4
3. BEHANDELING INGEKOMEN STUKKEN EN MEDEDELINGEN
A. Ingekomen stukken
IV.2 Op pagina 18 van het jaarverslag, aldus mevrouw BAARTMANS wordt vermeld dat er
goede hoop op is dat met het bevolkingsonderzoek borstkanker gestart kan worden in
1994. Waar hangt dit van af?
Wethouder HEIJMANS antwoordt dat dit in verband staat met een onderzoekswagen die
betrokken zou kunnen worden uit Zeeland om daar alvast mee te gaan beginnen. Vanuit
het Streekgewest vindt dan vóórfinanciering plaats. De WETHOUDER kan niet exact
aangeven wanneer daar precies duidelijkheid over is.
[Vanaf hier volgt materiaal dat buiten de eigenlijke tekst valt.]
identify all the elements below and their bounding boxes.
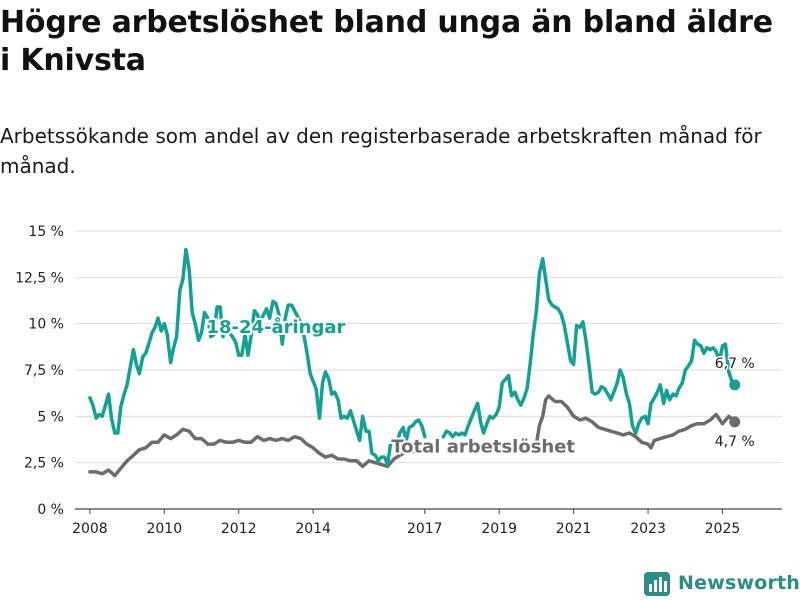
chart-title: Högre arbetslöshet bland unga än bland ä… (0, 5, 773, 78)
end-point-young (729, 379, 741, 391)
x-tick-label: 2017 (407, 521, 443, 537)
x-tick-label: 2021 (556, 521, 592, 537)
x-tick-label: 2008 (72, 521, 108, 537)
label-total: Total arbetslöshet (391, 436, 575, 457)
y-tick-label: 10 % (28, 317, 64, 333)
brand-name: Newsworthy (678, 572, 800, 594)
end-label-total: 4,7 % (715, 434, 755, 450)
newsworthy-bars-icon (644, 572, 670, 596)
series-line-young (441, 257, 737, 439)
y-tick-label: 0 % (37, 502, 64, 518)
series-labels: 18-24-åringar Total arbetslöshet 6,7 % 4,7 … (204, 314, 756, 460)
x-tick-label: 2023 (630, 521, 666, 537)
y-tick-label: 7,5 % (24, 363, 64, 379)
end-point-total (729, 416, 741, 428)
series-line-total (88, 427, 421, 478)
x-tick-label: 2025 (705, 521, 741, 537)
y-tick-label: 15 % (28, 224, 64, 240)
y-tick-label: 5 % (37, 409, 64, 425)
series-line-total (534, 394, 737, 450)
series-line-young (88, 247, 427, 467)
chart-subtitle: Arbetssökande som andel av den registerb… (0, 124, 762, 178)
y-tick-label: 12,5 % (15, 270, 64, 286)
x-axis: 2008 2010 2012 2014 2017 2019 2021 2023 2025 (72, 509, 740, 537)
newsworthy-logo: Newsworthy (644, 569, 800, 597)
y-tick-label: 2,5 % (24, 456, 64, 472)
y-axis-ticks: 0 % 2,5 % 5 % 7,5 % 10 % 12,5 % 15 % (15, 224, 64, 518)
x-tick-label: 2019 (481, 521, 517, 537)
end-label-young: 6,7 % (715, 356, 755, 372)
x-tick-label: 2010 (146, 521, 182, 537)
x-tick-label: 2012 (221, 521, 257, 537)
series-lines (88, 247, 741, 478)
grid-lines (75, 230, 782, 510)
x-tick-label: 2014 (295, 521, 331, 537)
label-young: 18-24-åringar (206, 316, 345, 338)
IV.3 De heer RASENBERG merkt op dat de raadsleden met betrekking tot het besluit over de
integratie van de gewesten per brief zijn geïnformeerd door de gemeente Breda.
IV. 11 De heer RASENBERG merkt op in de rapportage van Bergen op Zoom te hebben gelezen
dat de verstedelijking van Bergen op Zoom zich zal doortrekken op de zandgrond in
noordelijke richting. Steenbergen zit niet te wachten op verstedelijking van Bergen op
Zoom tot aan de Stierenweg. Steenbergen moet hier alert op zijn en op een adequate
wijze reageren als bezwaren daarop ingediend kunnen worden.
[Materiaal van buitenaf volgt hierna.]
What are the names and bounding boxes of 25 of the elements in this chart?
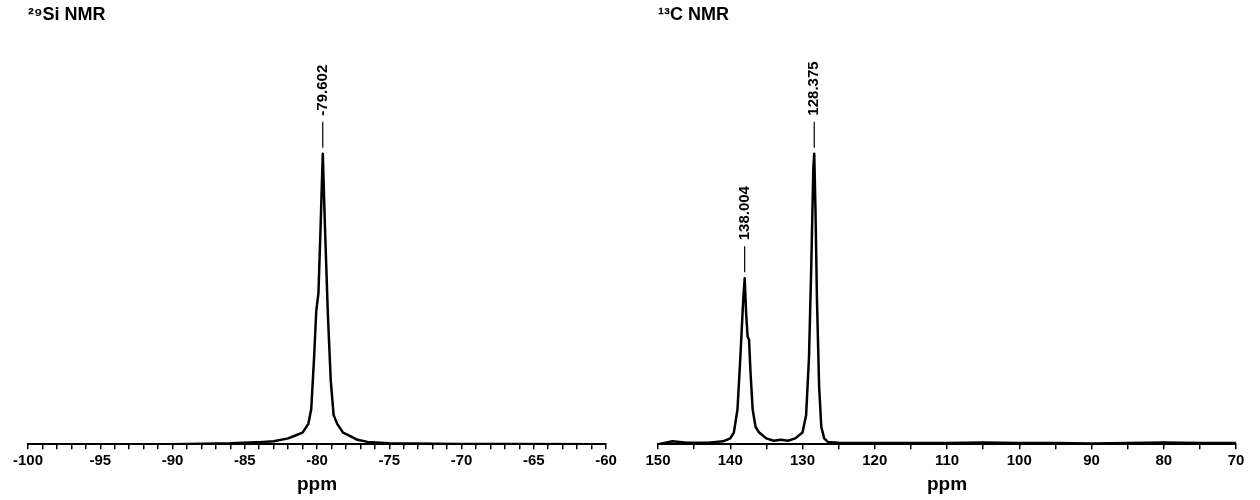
x-tick-label: 70 bbox=[1227, 451, 1245, 469]
x-axis-title: ppm bbox=[296, 472, 338, 494]
x-tick-label: 80 bbox=[1155, 451, 1173, 469]
x-axis-title: ppm bbox=[926, 472, 968, 494]
x-tick-label: -95 bbox=[89, 451, 112, 469]
annotation: 138.004 bbox=[734, 185, 752, 241]
x-tick-label: 130 bbox=[789, 451, 816, 469]
x-tick-label: 140 bbox=[717, 451, 743, 469]
x-tick-label: -100 bbox=[12, 451, 44, 469]
chart-title: ²⁹Si NMR bbox=[28, 3, 106, 24]
x-tick-label: -80 bbox=[306, 451, 328, 469]
x-tick-label: 90 bbox=[1083, 451, 1100, 469]
x-tick-label: 100 bbox=[1006, 451, 1032, 469]
x-tick-label: -65 bbox=[522, 451, 545, 469]
annotation: 128.375 bbox=[804, 61, 822, 116]
x-tick-label: 120 bbox=[862, 451, 888, 469]
x-tick-label: -90 bbox=[161, 451, 184, 469]
x-tick-label: 110 bbox=[934, 451, 960, 469]
x-tick-label: -75 bbox=[378, 451, 401, 469]
x-tick-label: 150 bbox=[645, 451, 671, 469]
chart-title: ¹³C NMR bbox=[658, 3, 729, 24]
annotation: -79.602 bbox=[312, 64, 330, 116]
x-tick-label: -70 bbox=[450, 451, 473, 469]
x-tick-label: -85 bbox=[233, 451, 256, 469]
x-tick-label: -60 bbox=[595, 451, 617, 469]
De VOORZITTER antwoordt dat door de gezamenlijke colleges van Steenbergen,
Nieuw-Vossemeer en Dinteloord c.a. laatstelijk bij de gedeputeerde hierop is gewezen. De
reaktie vanuit Lepelstraat om bij Steenbergen te komen wordt voor een heel groot deel
ingegeven door de angst van die verstedelijking. Men vreest het creëren van een satelliet
aan de noordkant van de S10 slechts om het ruimteprobleem van Bergen op Zoom op te
lossen. De gedeputeerde heeft aangegeven dat hij de zienswijze van Steenbergen als
nieuwe gemeente bestaande uit meerdere kleine kernen een zienswijze vindt die te
billijken is. Hij zal niet met andere voorstellen komen.
De VOORZITTER wil na de vakantie in de commissie algemene bestuurlijke zaken nog
eens indringend met name met hen die vertegenwoordigers hebben in de provinciale
staten van gedachten wisselen over de te volgen strategie. Men zal zijn geluid op die
plekken moeten laten horen waar de beslissers zitten. De gemeente heeft haar werk
gedaan.
IV.8 De heer IJZERMANS merkt op dat kort geleden een gesprek zou plaatsvinden tussen de
diverse instanties. Is dat gesprek al geweest? Wat komt daar uit voor een Werkvoorzie
ningsschap?
Wethouder HEIJMANS antwoordt dat afgelopen maandag een technisch beraad heeft
plaatsgevonden met het algemeen bestuur waarna een algemene bestuursvergadering
volgde. Gesproken is over de toekomst van het Werkvoorzieningsschap. Er staat nog al
wat op stapel ten aanzien van dit onderdeel van onze taak. Het Werkvoorzieningsschap
Roosendaal is sinds een klein jaar in overleg met het Schap in Breda en Oosterhout om te
komen tot een samenwerking in uitvoerende- en bestuurlijke zin. Die samenwerking is
verplicht vanuit de nieuwe WGR-indeling en vanuit Provinciale Staten gebonden aan een
tijdlimiet vóór 1 januari 2000. Binnen het algemeen bestuur is afgesproken de samenwer
king via een zeer geleidelijk trajekt, een uitvoerige discussie tussen de drie Schappen, te
laten verlopen.
Deze discussie wordt nu doorkruist door de inmiddels afgeronde discussie inzake de
integratie van de gewesten. In West Brabant komt één gewest en de drie Schappen
behelzen dezelfde regio. De voorzitters van het Stads- en Streekgewest zijn op bezoek
geweest bij de dagelijks besturen van de drie Schappen. Zij hebben hen verzocht om wat
haast te willen maken met hun samenwerking. Dit is afgeblokt door de drie dagelijks
besturen. Ook het algemeen bestuur heeft dit dichtgetimmerd wat dat betreft. Men staat
zorgvuldigheid in deze voor. Het Gewest heeft dit nu gehonoreerd.
Zij heeft ingezien dat het hier gaat om iets heel anders dan een gemeenschappelijke
regeling vanuit gemeenten. Het betreft hier de werkgelegenheid van een heel belangrijke
doelgroep.
Verder speelt de discussie van de gemeentelijke herindeling. Onlangs heeft de commissie
Houben een rapport het licht doen verschijnen met daarin een advies inzake het wetsvoor
stel tot wijziging van de Wet Sociale Werkvoorziening.